Now I ought to go do something productive. It's Saturday afternoon, for Chrissake! (another obsolete slang term?)
 
B used the term "turkeyneck" quite often, and I've never seen any other author -or living/dead person, for that matter- using this term....
 
cirerita: I've heard "turkeyneck" in conversation, but not seen it in print, other than in Bukowski's writings.
 
David,

if that's the case, it means that B definitely used those terms on purpose, knowing they were outdated. that's part of what's called "style", I guess.
 
cirerita

I've always suspected that Bukowski did use out of date terms like "moxie" and "turkeyneck" intentionally. He seems to have been hypersensitive to language and nuances of literary style. When I came across those old slang terms while reading him, I always assumed he knew exactly what he was doing, using them to evoke an image of being an "old school" writer. Possibly he did this to distance himself from all current literary and cultural fads. In an ironic way, by not being "of today", he gave a classic, timelessness to his work. It seems to me he usually made choices in his work that avoided pinning the narrative down to a specific time. In some of his stories, you can't tell if it's in the 1940s or the 1970s. I think his storehouse of old slang was a tool he used to create this timeless place. Just my hunch.
 
cirerita:

I never heard "suckerfish" growing up. Maybe it's some regional slang Buk picked up in his early travels around the U.S. I couldn't tell you what it means.
 
Oh, it means a miserable person, a nobody, a 100% sucker.

actually, it's a fish :D

the word appears a few times in Come On In! -well, and in many other books by B- I think in poems from the 80's, but I suspect the term was quite outdated by that time and, again, B used it intentionally.
 
Nice discussion on this word. Just shows how much information/history can be packed into a word. And Buk was very aware of this. I associate moxie with the word mojo, and sort of always attributed it to black slang (if that is the correct term). Most of the workers at the LA post office were (are?) black, aren't they? Buk must have picked up a great deal of black slang.
Moxie also has an entry on Wikpedia:http://en.wikipedia.org/wiki/Moxie How about tasting this beverage and giving feedback to the forum? :D

On sucker fish: I always assumed this was Buk's own term based on the real sucker fish; you know the hangers on that live off the crumbs dropped by sharks & whales...
 
mojo

That often elusive quality that sets a person apart from everyone else. The word "magic" could, almost without exception, replace "mojo" in all of its contexts, sentences, and/or applications.

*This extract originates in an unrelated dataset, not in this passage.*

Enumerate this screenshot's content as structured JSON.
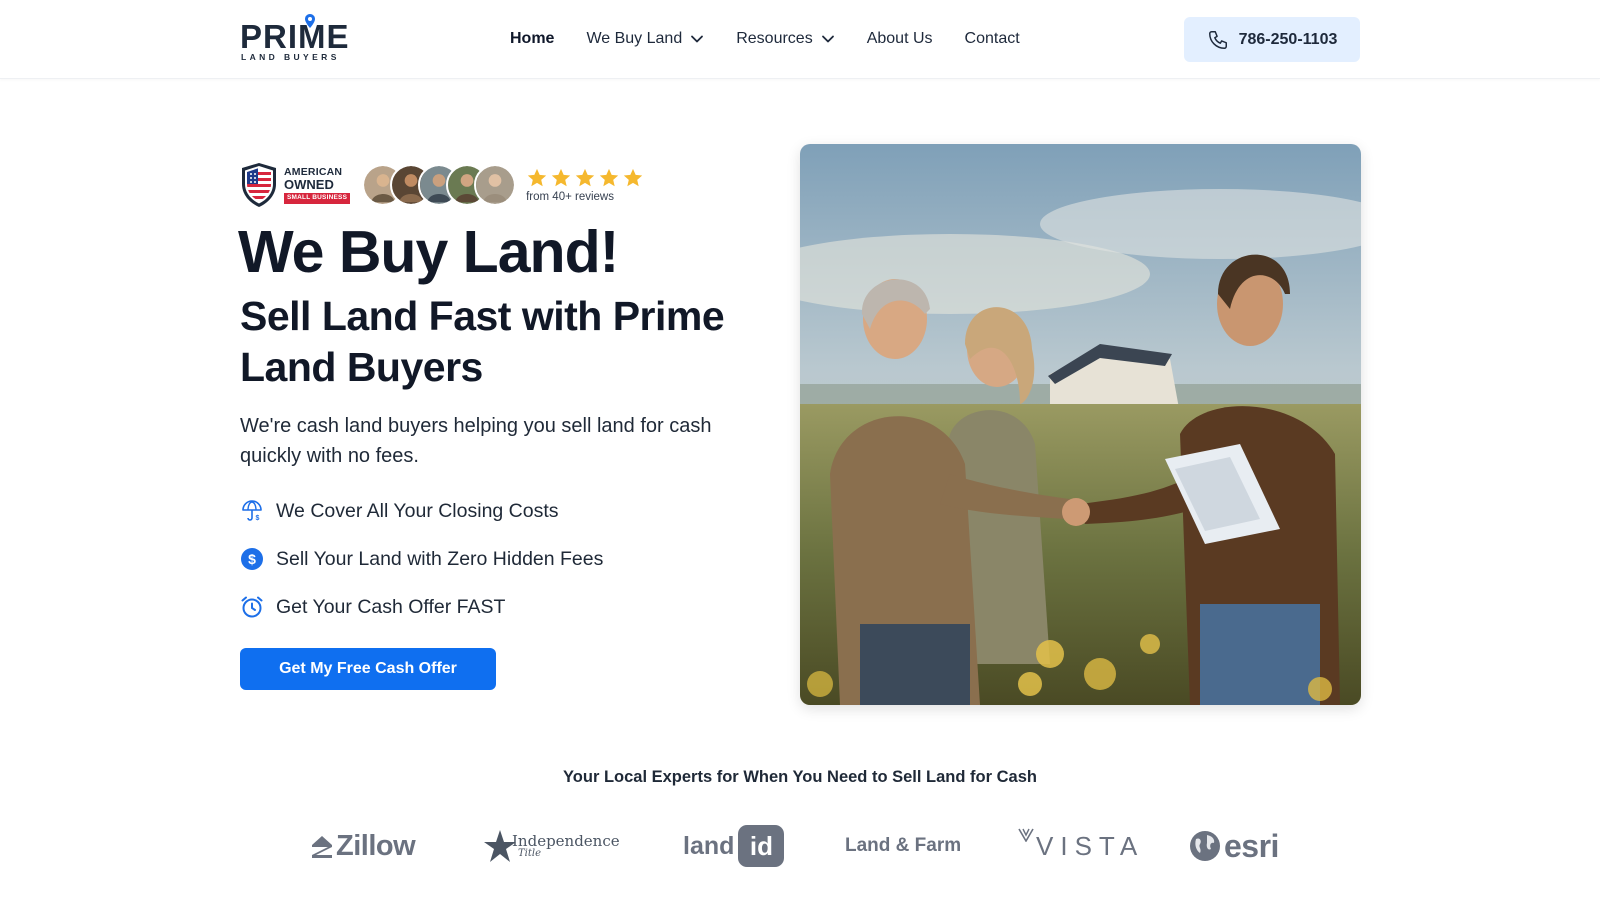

I just saw David Lee Roth on Leno last night. He did a country version of an old Van Halen song ... he has DEFINITELY lost his mojo!!

It seems one has to have the moxie to get their mojo to work.


Try this link. It may provide insight into a poem or two...or not
http://www.thefedoralounge.com/archive/index.php/t-636.html

I as a North American usually assumed slangs written were understood by Europeans. Guess thats why I'm on this forum.